Dubai: A resident living in Remraam was asked to leave the community pool for wearing a lose-fitting burkini, after the lifeguard received a complaint from another resident.
The incident on October 16, which sparked a strong reaction among the community, left the expat resident feeling “disturbed” and like “an outsider,” leading her to lodge a complaint to the authorities.
B.G, an American Muslim woman was swimming at the community pool with her husband, when the incident took place. “I was wearing a burkini, which is a little non-traditional as the pants were not as fitting as other burkinis. I wear it because of modesty reasons, and had ordered it online from a French website, and got it customised for me,” said B.G.
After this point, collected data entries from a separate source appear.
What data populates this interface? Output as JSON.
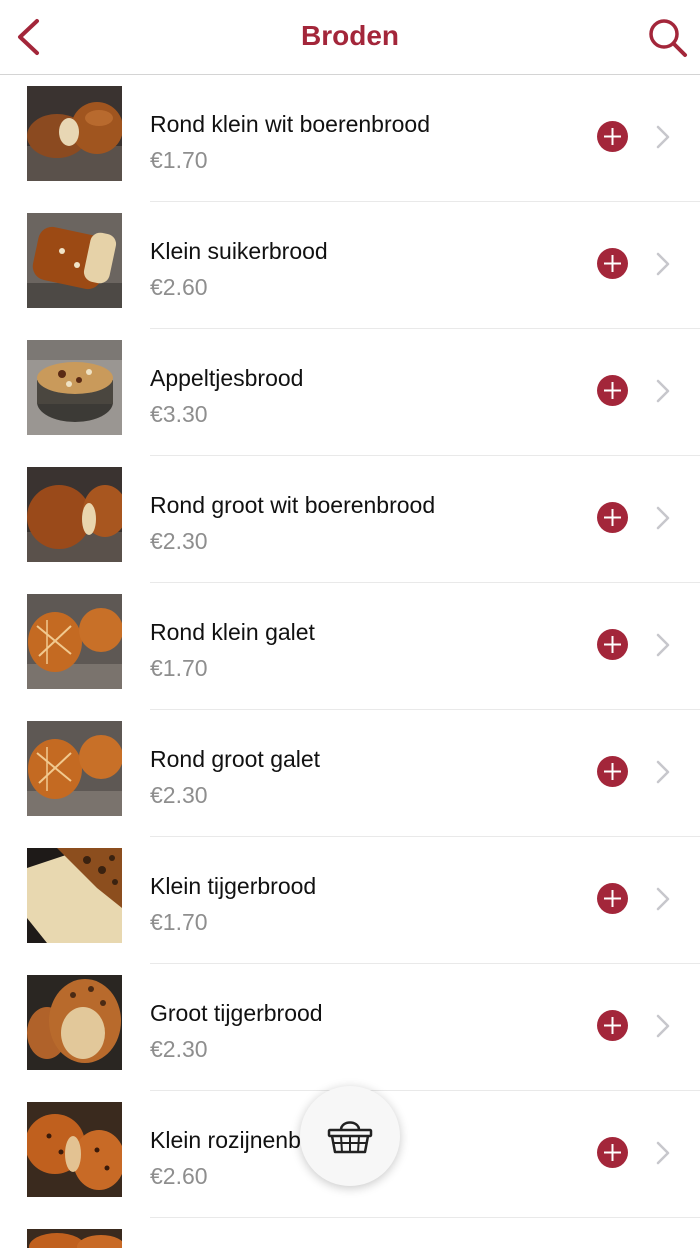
{
  "nav": {
    "title": "Broden",
    "back_icon": "chevron-left-icon",
    "search_icon": "search-icon",
    "accent_color": "#a3263a"
  },
  "products": [
    {
      "name": "Rond klein wit boerenbrood",
      "price": "€1.70"
    },
    {
      "name": "Klein suikerbrood",
      "price": "€2.60"
    },
    {
      "name": "Appeltjesbrood",
      "price": "€3.30"
    },
    {
      "name": "Rond groot wit boerenbrood",
      "price": "€2.30"
    },
    {
      "name": "Rond klein galet",
      "price": "€1.70"
    },
    {
      "name": "Rond groot galet",
      "price": "€2.30"
    },
    {
      "name": "Klein tijgerbrood",
      "price": "€1.70"
    },
    {
      "name": "Groot tijgerbrood",
      "price": "€2.30"
    },
    {
      "name": "Klein rozijnenbrood",
      "price": "€2.60"
    }
  ],
  "basket": {
    "icon": "basket-icon"
  },
  "colors": {
    "price": "#8e8e8e",
    "add_button": "#a3263a",
    "chevron": "#c7c7cc"
  }
}
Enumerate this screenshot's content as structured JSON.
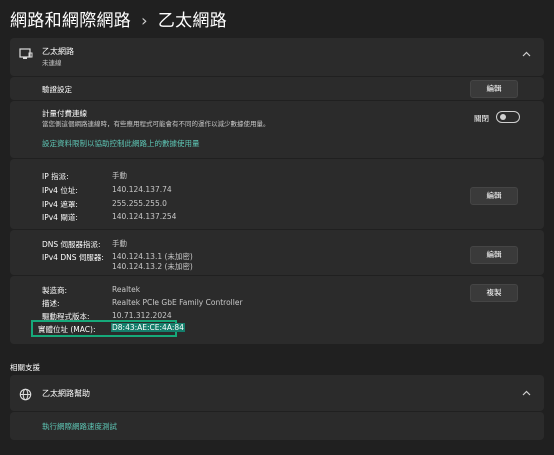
{
  "breadcrumb": {
    "parent": "網路和網際網路",
    "separator": "›",
    "current": "乙太網路"
  },
  "ethernet_card": {
    "title": "乙太網路",
    "status": "未連線"
  },
  "auth": {
    "label": "驗證設定",
    "button": "編輯"
  },
  "metered": {
    "title": "計量付費連線",
    "description": "當您側這個網路連線時，有些應用程式可能會有不同的運作以減少數據使用量。",
    "toggle_label": "關閉",
    "toggle_state": "off"
  },
  "data_limit_link": "設定資料限制以協助控制此網路上的數據使用量",
  "ip": {
    "rows": [
      {
        "label": "IP 指派:",
        "value": "手動"
      },
      {
        "label": "IPv4 位址:",
        "value": "140.124.137.74"
      },
      {
        "label": "IPv4 遮罩:",
        "value": "255.255.255.0"
      },
      {
        "label": "IPv4 閘道:",
        "value": "140.124.137.254"
      }
    ],
    "button": "編輯"
  },
  "dns": {
    "assign_label": "DNS 伺服器指派:",
    "assign_value": "手動",
    "servers_label": "IPv4 DNS 伺服器:",
    "servers": [
      "140.124.13.1 (未加密)",
      "140.124.13.2 (未加密)"
    ],
    "button": "編輯"
  },
  "hardware": {
    "rows": [
      {
        "label": "製造商:",
        "value": "Realtek"
      },
      {
        "label": "描述:",
        "value": "Realtek PCIe GbE Family Controller"
      },
      {
        "label": "驅動程式版本:",
        "value": "10.71.312.2024"
      }
    ],
    "mac_label": "實體位址 (MAC):",
    "mac_value": "D8:43:AE:CE:4A:84",
    "button": "複製"
  },
  "related": {
    "heading": "相關支援",
    "help_title": "乙太網路幫助",
    "help_link": "執行網際網路速度測試"
  },
  "colors": {
    "accent": "#5ec6b5",
    "highlight_border": "#16a97a",
    "background": "#202020",
    "card": "#2b2b2b"
  },
  "icons": {
    "ethernet": "ethernet-monitor-icon",
    "globe": "globe-icon",
    "chevron": "chevron-up-icon"
  }
}
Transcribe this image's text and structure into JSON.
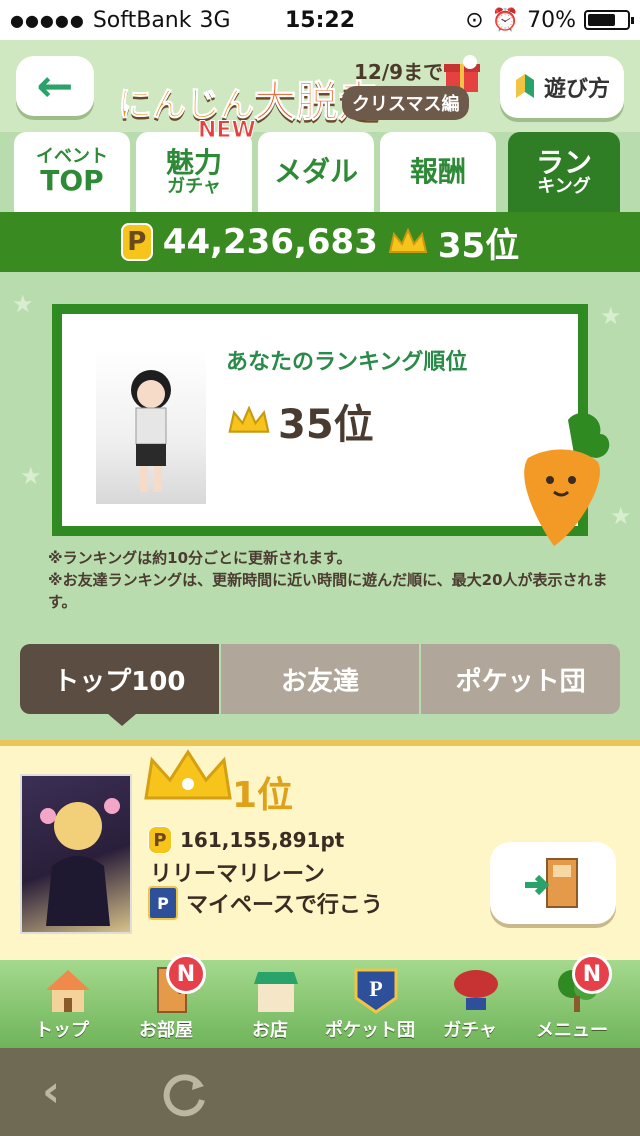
{
  "status_bar": {
    "signal": "●●●●●",
    "carrier": "SoftBank",
    "network": "3G",
    "time": "15:22",
    "battery": "70%",
    "battery_level": 0.7
  },
  "header": {
    "logo_text_1": "にんじん",
    "logo_text_2": "大脱走",
    "event_date": "12/9まで",
    "event_tag": "クリスマス編",
    "help_label": "遊び方"
  },
  "tabs": [
    {
      "small": "イベント",
      "large": "TOP"
    },
    {
      "small": "魅力",
      "large": "ガチャ"
    },
    {
      "small": "",
      "large": "メダル"
    },
    {
      "small": "",
      "large": "報酬"
    },
    {
      "small": "ラン",
      "large": "キング"
    }
  ],
  "new_badge": "NEW",
  "points": {
    "badge": "P",
    "value": "44,236,683",
    "rank": "35位"
  },
  "my_ranking": {
    "title": "あなたのランキング順位",
    "rank": "35位"
  },
  "notes": [
    "※ランキングは約10分ごとに更新されます。",
    "※お友達ランキングは、更新時間に近い時間に遊んだ順に、最大20人が表示されます。"
  ],
  "ranking_tabs": [
    "トップ100",
    "お友達",
    "ポケット団"
  ],
  "first_place": {
    "place": "1位",
    "points": "161,155,891pt",
    "name": "リリーマリレーン",
    "team_emblem": "P",
    "team": "マイペースで行こう"
  },
  "bottom_nav": [
    {
      "label": "トップ",
      "badge": ""
    },
    {
      "label": "お部屋",
      "badge": "N"
    },
    {
      "label": "お店",
      "badge": ""
    },
    {
      "label": "ポケット団",
      "badge": ""
    },
    {
      "label": "ガチャ",
      "badge": ""
    },
    {
      "label": "メニュー",
      "badge": "N"
    }
  ],
  "colors": {
    "accent_green": "#2f7d24",
    "tab_text": "#2e8a36",
    "gold": "#f6c41a"
  }
}
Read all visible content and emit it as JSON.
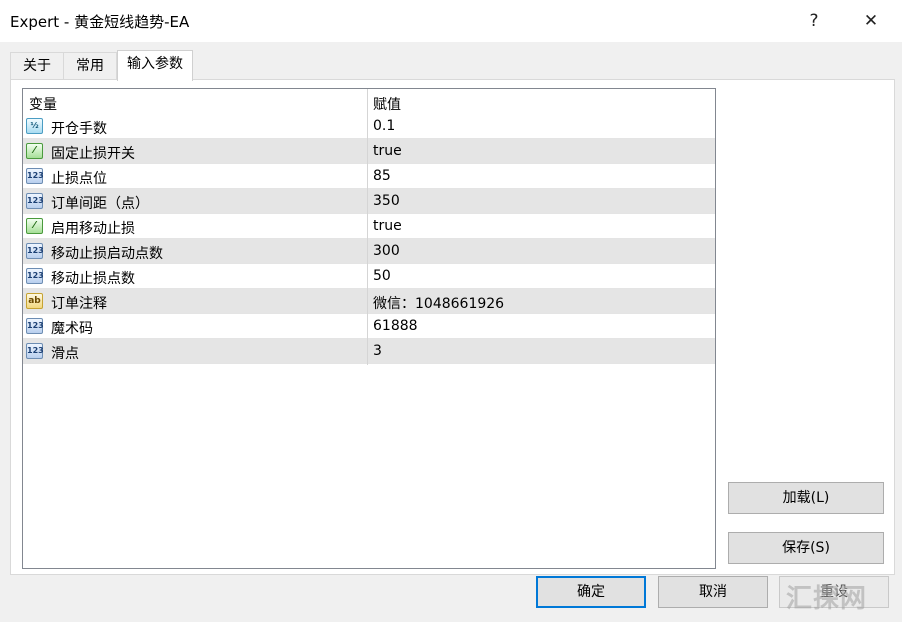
{
  "window": {
    "title": "Expert - 黄金短线趋势-EA",
    "help_glyph": "?",
    "close_glyph": "✕"
  },
  "tabs": [
    {
      "label": "关于",
      "active": false
    },
    {
      "label": "常用",
      "active": false
    },
    {
      "label": "输入参数",
      "active": true
    }
  ],
  "grid": {
    "headers": {
      "variable": "变量",
      "value": "赋值"
    },
    "rows": [
      {
        "icon": "fraction-icon",
        "icon_text": "½",
        "name": "开仓手数",
        "value": "0.1"
      },
      {
        "icon": "boolean-icon",
        "icon_text": "⁄",
        "name": "固定止损开关",
        "value": "true"
      },
      {
        "icon": "integer-icon",
        "icon_text": "123",
        "name": "止损点位",
        "value": "85"
      },
      {
        "icon": "integer-icon",
        "icon_text": "123",
        "name": "订单间距（点）",
        "value": "350"
      },
      {
        "icon": "boolean-icon",
        "icon_text": "⁄",
        "name": "启用移动止损",
        "value": "true"
      },
      {
        "icon": "integer-icon",
        "icon_text": "123",
        "name": "移动止损启动点数",
        "value": "300"
      },
      {
        "icon": "integer-icon",
        "icon_text": "123",
        "name": "移动止损点数",
        "value": "50"
      },
      {
        "icon": "string-icon",
        "icon_text": "ab",
        "name": "订单注释",
        "value": "微信：1048661926"
      },
      {
        "icon": "integer-icon",
        "icon_text": "123",
        "name": "魔术码",
        "value": "61888"
      },
      {
        "icon": "integer-icon",
        "icon_text": "123",
        "name": "滑点",
        "value": "3"
      }
    ]
  },
  "buttons": {
    "load": "加载(L)",
    "save": "保存(S)",
    "ok": "确定",
    "cancel": "取消",
    "reset": "重设"
  },
  "watermark": "汇探网"
}
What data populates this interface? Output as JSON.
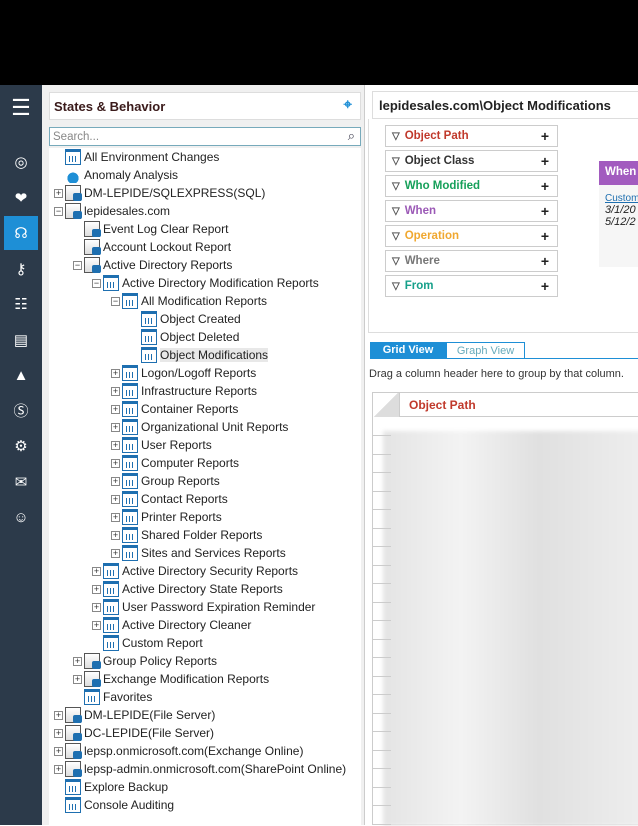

She pointed out that while the UAE is a welcoming country and prohibits any sort of discrimination, she was shocked to have been treated differently “for choosing to be modest.”
“I had a feeling someone would say something, and in less than five minutes the lifeguard came up to me and said I have to wear something tighter in the pool,” said B.G.
The incident escalated further after a resident using the pool complained a second time about the burkini to a community manger on site. The lifeguard approached the couple again and confirmed that a complaint has been made regarding B.G’s burkini.
“I felt like my civil rights were being tampered with and I thought that I should call the police, because at this point, Islam was involved. I was infuriated and felt like I should at least be allowed to wear modest clothing in a Muslim country,” explained B.G
After talking to the police officers and a community manager in Remraam, the couple were assured that management will take action to ensure the incident does not happen again.
“My husband is French, and has left France in the midst of a political debate about the burkini issue. He moved to Dubai so he can practice his religion in a safe environment. We really didn’t expect something like this to happen,” added B.G.
Gulf News also talked to Taziz, the management company in charge of Remraam, who referred to the incident as a “misunderstanding.”
“A lifeguard appointed to oversee the facility, has mistaken the swimwear for a regular outfit, and he acted in accordance with our hygiene standards related to garments worn in the pool. Since the incident our lifeguards have been sensitised further with a full educational program about ‘modest swimwear’ commonly worn in our region. This situation has been resolved and we extend our sincere apologies to the resident for any inconvenience,” said a management team member.
B.G has since been assured by the management team that posters will also be placed clarifying that burkinis are allowed to be worn in the community pool.
“It was a bad experience, but the message I would send to others is that if you see injustice speak up — don’t let it go. Respect anyone regardless of where they come from or what religion they follow,” said B.G.